10 workers: 0.0535 seconds


What I've tested




  • I've ran the code more than a couple dusin times, with different programs running in the background (ran a bunch yesterday, and a couple today). The numbers change, ofc, but the order is always the same. (I.e. 1 is fastest, then 0 then 10).

  • I've also tried changing the order of execution (e.g. moving the do calls around) in order to eliminate caching as a factor, but still the same.


    • Turns out that executing in the order
      10
      ,
      1
      ,
      None
      results in a different order (1 is fastest, then 10, then 0) compared to every other permutation. The result shows that whatever
      do
      call is executed last, is considerably slower than it would have been had it been executed first or in the middle instead.

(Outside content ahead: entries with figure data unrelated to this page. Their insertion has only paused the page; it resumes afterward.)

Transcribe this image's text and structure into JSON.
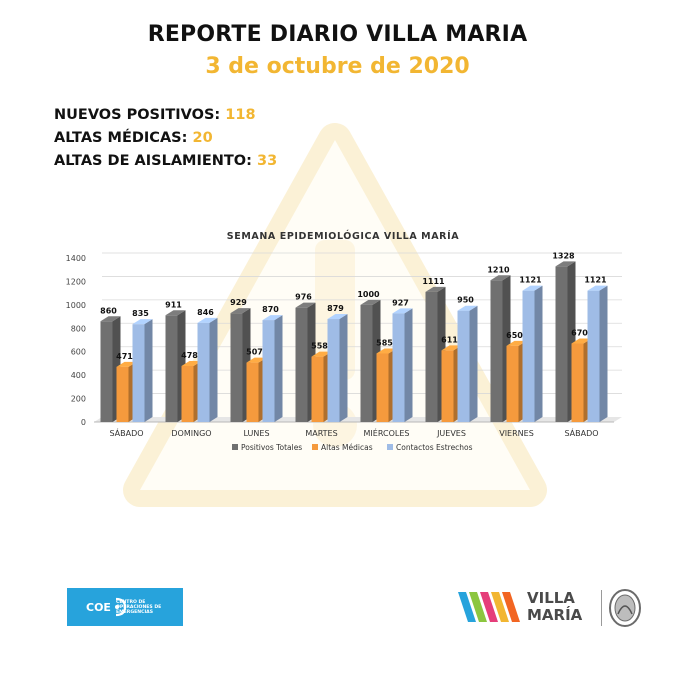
{
  "header": {
    "title": "REPORTE DIARIO VILLA MARIA",
    "date": "3  de octubre de 2020"
  },
  "stats": [
    {
      "label": "NUEVOS POSITIVOS:",
      "value": "118"
    },
    {
      "label": "ALTAS MÉDICAS:",
      "value": "20"
    },
    {
      "label": "ALTAS DE AISLAMIENTO:",
      "value": "33"
    }
  ],
  "chart_data": {
    "type": "bar",
    "title": "SEMANA EPIDEMIOLÓGICA VILLA MARÍA",
    "categories": [
      "SÁBADO",
      "DOMINGO",
      "LUNES",
      "MARTES",
      "MIÉRCOLES",
      "JUEVES",
      "VIERNES",
      "SÁBADO"
    ],
    "series": [
      {
        "name": "Positivos Totales",
        "color": "#707070",
        "values": [
          860,
          911,
          929,
          976,
          1000,
          1111,
          1210,
          1328
        ]
      },
      {
        "name": "Altas Médicas",
        "color": "#f59a3d",
        "values": [
          471,
          478,
          507,
          558,
          585,
          611,
          650,
          670
        ]
      },
      {
        "name": "Contactos Estrechos",
        "color": "#9fbce6",
        "values": [
          835,
          846,
          870,
          879,
          927,
          950,
          1121,
          1121
        ]
      }
    ],
    "ylim": [
      0,
      1400
    ],
    "yticks": [
      0,
      200,
      400,
      600,
      800,
      1000,
      1200,
      1400
    ],
    "grid": true,
    "legend_position": "bottom"
  },
  "footer": {
    "coe_acronym": "COE",
    "coe_name": "CENTRO DE OPERACIONES DE EMERGENCIAS",
    "brand_line1": "VILLA",
    "brand_line2": "MARÍA"
  },
  "colors": {
    "accent": "#f2b632",
    "coe_blue": "#27a3dc"
  }
}
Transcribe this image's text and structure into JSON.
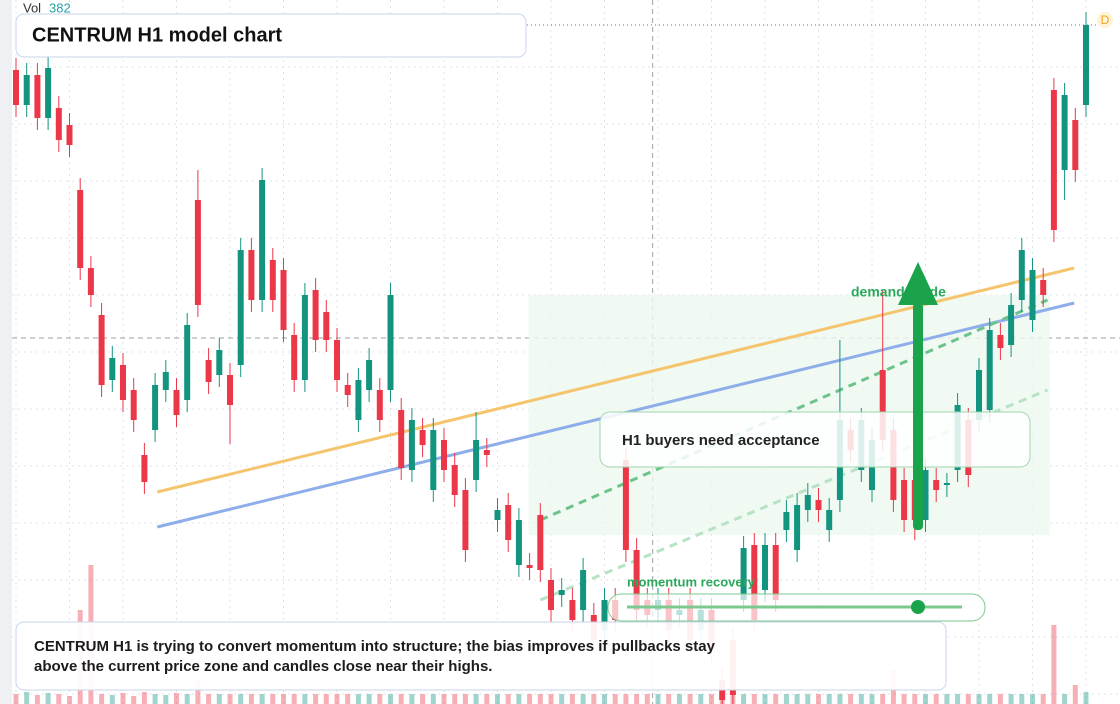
{
  "chart_data": {
    "type": "candlestick",
    "title": "CENTRUM H1 model chart",
    "volume_label": "Vol",
    "volume_value": 382,
    "badge": "D",
    "callout": "H1 buyers need acceptance",
    "slider_label": "momentum recovery",
    "note": [
      "CENTRUM H1 is trying to convert momentum into structure; the bias improves if pullbacks stay",
      "above the current price zone and candles close near their highs."
    ],
    "xlim": [
      0,
      100
    ],
    "xticks": [
      0,
      5,
      10,
      15,
      20,
      25,
      30,
      35,
      40,
      45,
      50,
      55,
      60,
      65,
      70,
      75,
      80,
      85,
      90,
      95,
      100
    ],
    "ylim": [
      0,
      704
    ],
    "yticks": [
      10,
      67,
      124,
      181,
      238,
      295,
      352,
      409,
      466,
      523,
      580,
      637
    ],
    "grid": true,
    "up_color": "#12947f",
    "down_color": "#ec3748",
    "ohlc": [
      [
        634,
        646,
        587,
        599
      ],
      [
        599,
        641,
        587,
        629
      ],
      [
        629,
        641,
        574,
        586
      ],
      [
        586,
        648,
        574,
        636
      ],
      [
        596,
        608,
        552,
        564
      ],
      [
        579,
        591,
        547,
        559
      ],
      [
        514,
        526,
        424,
        436
      ],
      [
        436,
        448,
        397,
        409
      ],
      [
        389,
        401,
        307,
        319
      ],
      [
        324,
        358,
        312,
        346
      ],
      [
        339,
        351,
        292,
        304
      ],
      [
        314,
        326,
        272,
        284
      ],
      [
        249,
        261,
        210,
        222
      ],
      [
        274,
        331,
        262,
        319
      ],
      [
        314,
        344,
        302,
        332
      ],
      [
        314,
        326,
        277,
        289
      ],
      [
        304,
        391,
        292,
        379
      ],
      [
        504,
        534,
        387,
        399
      ],
      [
        344,
        356,
        310,
        322
      ],
      [
        329,
        366,
        317,
        354
      ],
      [
        329,
        341,
        260,
        299
      ],
      [
        339,
        466,
        327,
        454
      ],
      [
        454,
        466,
        392,
        404
      ],
      [
        404,
        536,
        392,
        524
      ],
      [
        444,
        456,
        392,
        404
      ],
      [
        434,
        446,
        362,
        374
      ],
      [
        369,
        381,
        312,
        324
      ],
      [
        324,
        421,
        312,
        409
      ],
      [
        414,
        426,
        352,
        364
      ],
      [
        392,
        404,
        352,
        364
      ],
      [
        364,
        376,
        312,
        324
      ],
      [
        319,
        331,
        297,
        309
      ],
      [
        284,
        336,
        272,
        324
      ],
      [
        314,
        356,
        302,
        344
      ],
      [
        314,
        326,
        272,
        284
      ],
      [
        314,
        421,
        302,
        409
      ],
      [
        294,
        306,
        224,
        236
      ],
      [
        234,
        296,
        222,
        284
      ],
      [
        274,
        286,
        247,
        259
      ],
      [
        214,
        286,
        202,
        274
      ],
      [
        264,
        276,
        222,
        234
      ],
      [
        239,
        251,
        197,
        209
      ],
      [
        214,
        226,
        142,
        154
      ],
      [
        224,
        292,
        212,
        264
      ],
      [
        254,
        266,
        237,
        249
      ],
      [
        184,
        206,
        172,
        194
      ],
      [
        199,
        211,
        152,
        164
      ],
      [
        139,
        196,
        127,
        184
      ],
      [
        139,
        151,
        124,
        136
      ],
      [
        189,
        201,
        122,
        134
      ],
      [
        124,
        136,
        82,
        94
      ],
      [
        109,
        126,
        97,
        114
      ],
      [
        104,
        116,
        72,
        84
      ],
      [
        94,
        146,
        82,
        134
      ],
      [
        89,
        101,
        52,
        64
      ],
      [
        74,
        116,
        62,
        104
      ],
      [
        104,
        116,
        72,
        84
      ],
      [
        244,
        256,
        142,
        154
      ],
      [
        154,
        166,
        82,
        94
      ],
      [
        104,
        116,
        77,
        89
      ],
      [
        94,
        116,
        82,
        104
      ],
      [
        104,
        116,
        62,
        74
      ],
      [
        89,
        106,
        77,
        94
      ],
      [
        104,
        116,
        52,
        64
      ],
      [
        74,
        106,
        62,
        94
      ],
      [
        94,
        106,
        42,
        54
      ],
      [
        24,
        36,
        0,
        4
      ],
      [
        64,
        76,
        0,
        9
      ],
      [
        104,
        168,
        92,
        156
      ],
      [
        159,
        171,
        72,
        84
      ],
      [
        114,
        171,
        102,
        159
      ],
      [
        159,
        171,
        92,
        104
      ],
      [
        174,
        204,
        162,
        192
      ],
      [
        154,
        211,
        142,
        199
      ],
      [
        194,
        221,
        182,
        209
      ],
      [
        204,
        216,
        182,
        194
      ],
      [
        174,
        206,
        162,
        194
      ],
      [
        204,
        364,
        192,
        284
      ],
      [
        274,
        286,
        242,
        254
      ],
      [
        234,
        296,
        222,
        284
      ],
      [
        214,
        276,
        202,
        264
      ],
      [
        334,
        414,
        252,
        264
      ],
      [
        274,
        286,
        192,
        204
      ],
      [
        224,
        236,
        172,
        184
      ],
      [
        224,
        236,
        164,
        184
      ],
      [
        184,
        246,
        172,
        234
      ],
      [
        224,
        236,
        202,
        214
      ],
      [
        219,
        231,
        207,
        221
      ],
      [
        234,
        311,
        222,
        299
      ],
      [
        284,
        296,
        217,
        229
      ],
      [
        284,
        346,
        272,
        334
      ],
      [
        294,
        386,
        282,
        374
      ],
      [
        369,
        381,
        344,
        356
      ],
      [
        359,
        411,
        347,
        399
      ],
      [
        404,
        466,
        392,
        454
      ],
      [
        384,
        446,
        372,
        434
      ],
      [
        424,
        436,
        397,
        409
      ],
      [
        614,
        626,
        462,
        474
      ],
      [
        534,
        621,
        504,
        609
      ],
      [
        584,
        596,
        522,
        534
      ],
      [
        599,
        692,
        587,
        679
      ]
    ],
    "volume": [
      10,
      12,
      9,
      11,
      10,
      8,
      94,
      139,
      10,
      9,
      11,
      8,
      12,
      10,
      9,
      11,
      10,
      24,
      10,
      10,
      10,
      10,
      10,
      10,
      10,
      10,
      10,
      10,
      10,
      10,
      10,
      10,
      10,
      10,
      10,
      10,
      10,
      10,
      10,
      10,
      10,
      10,
      10,
      10,
      10,
      10,
      10,
      10,
      10,
      10,
      10,
      10,
      10,
      10,
      10,
      10,
      10,
      10,
      10,
      10,
      10,
      10,
      10,
      10,
      10,
      10,
      18,
      20,
      10,
      10,
      10,
      10,
      10,
      10,
      10,
      10,
      10,
      10,
      10,
      10,
      10,
      10,
      34,
      10,
      10,
      10,
      10,
      10,
      10,
      10,
      10,
      10,
      10,
      10,
      10,
      10,
      10,
      79,
      10,
      19,
      12
    ],
    "volume_ylim": [
      0,
      704
    ],
    "trendlines": [
      {
        "color": "#f5c56e",
        "style": "solid",
        "start": [
          13.2,
          212
        ],
        "end": [
          98.9,
          436
        ]
      },
      {
        "color": "#8eaeea",
        "style": "solid",
        "start": [
          13.2,
          177
        ],
        "end": [
          98.9,
          401
        ]
      },
      {
        "color": "#6cc48a",
        "style": "dashed",
        "start": [
          49,
          184
        ],
        "end": [
          96.4,
          404
        ]
      },
      {
        "color": "#b6e3c3",
        "style": "dashed",
        "start": [
          49,
          104
        ],
        "end": [
          96.4,
          314
        ]
      }
    ],
    "zone": {
      "x": [
        47.9,
        96.6
      ],
      "y": [
        169,
        409
      ],
      "color": "#eef8f0"
    },
    "arrow": {
      "x": 84.3,
      "from": 174,
      "to": 442,
      "color": "#1aa34a",
      "label": "demand guide"
    },
    "crosshair": {
      "x": 59.5,
      "y": 366
    }
  }
}
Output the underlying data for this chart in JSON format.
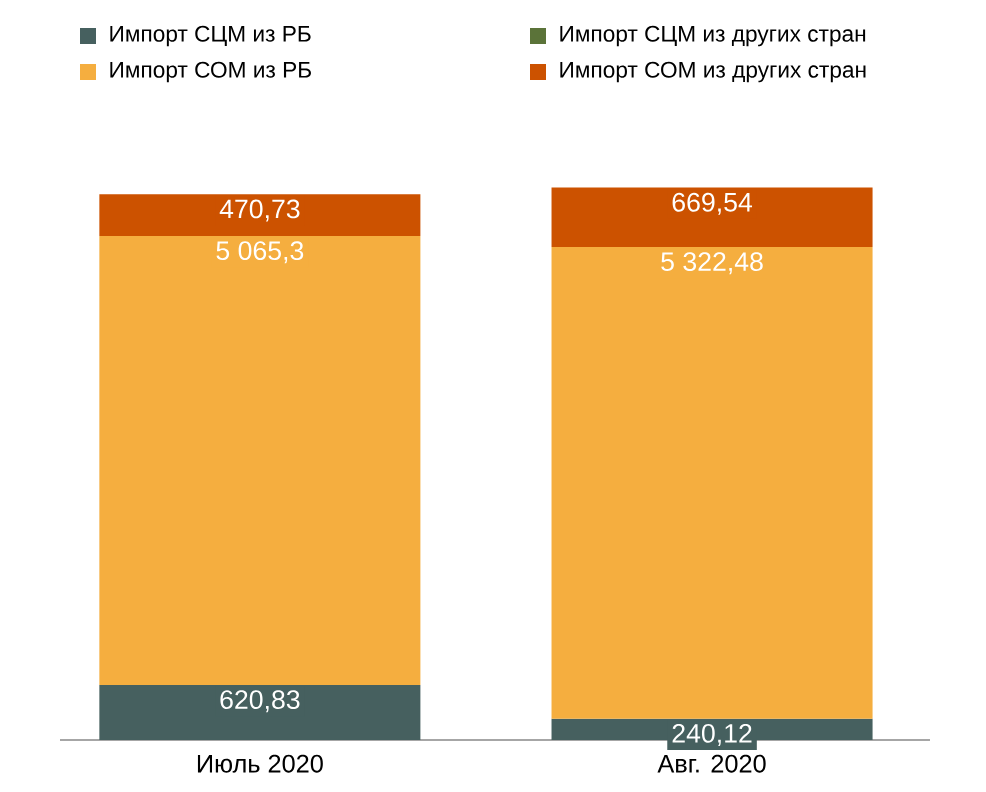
{
  "chart_data": {
    "type": "bar",
    "stacked": true,
    "legend": "top",
    "categories": [
      "Июль 2020",
      "Авг. 2020"
    ],
    "series": [
      {
        "name": "Импорт СЦМ из РБ",
        "color": "#46605f",
        "values": [
          620.83,
          240.12
        ],
        "value_labels": [
          "620,83",
          "240,12"
        ]
      },
      {
        "name": "Импорт СЦМ из других стран",
        "color": "#5b7339",
        "values": [
          null,
          null
        ]
      },
      {
        "name": "Импорт СОМ из РБ",
        "color": "#f5ae3f",
        "values": [
          5065.3,
          5322.48
        ],
        "value_labels": [
          "5 065,3",
          "5 322,48"
        ]
      },
      {
        "name": "Импорт СОМ из других стран",
        "color": "#cc5200",
        "values": [
          470.73,
          669.54
        ],
        "value_labels": [
          "470,73",
          "669,54"
        ]
      }
    ]
  }
}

Results (After receiving solution from @Dunes)



0 workers: 0.0122 seconds

1 worker: 0.0214 seconds

10 workers: 0.0296 seconds

Answer

When you call one of your async functions it returns a "futures" object (instance of tomorrow.Tomorrow in this case). This allows you to submit all your jobs without having to wait for them to finish. However, never actually wait for the jobs to finish. So all do(openAsync1) does is time how long it takes to setup all the jobs (should be very fast). For a more accurate test you need to do something like:

def openAll(paths: list):
    def do(func: callable)->float:
        t = time.time()
        # do all jobs if openSync, else start all jobs if openAsync
        results = [func(p) for p in paths]
        # if openAsync, the following waits until all jobs are finished
        if func is not openSync:
            for r in results:
                r._wait()
        t = time.time() - t
        return t
    print(do(openSync))
    print(do(openAsync1))
    print(do(openAsync10))

openAll(glob.glob("data/*"))

Using additional threads in python generally slows things down. This is because of the global interpreter lock which means only 1 thread can ever be active, regardless of the number of cores the CPU has.

However, things are complicated by the fact that your job is IO bound. More worker threads might speed things up. This is because a single thread might spend more time waiting for the hard drive to respond than is lost between context switching between the various threads in the multi-threaded variant.

Side note, even though neither openAsync1 and openAsync10 wait for jobs to complete, do(openAsync10) is probably slower because it requires more synchronisation between threads when submitting a new job.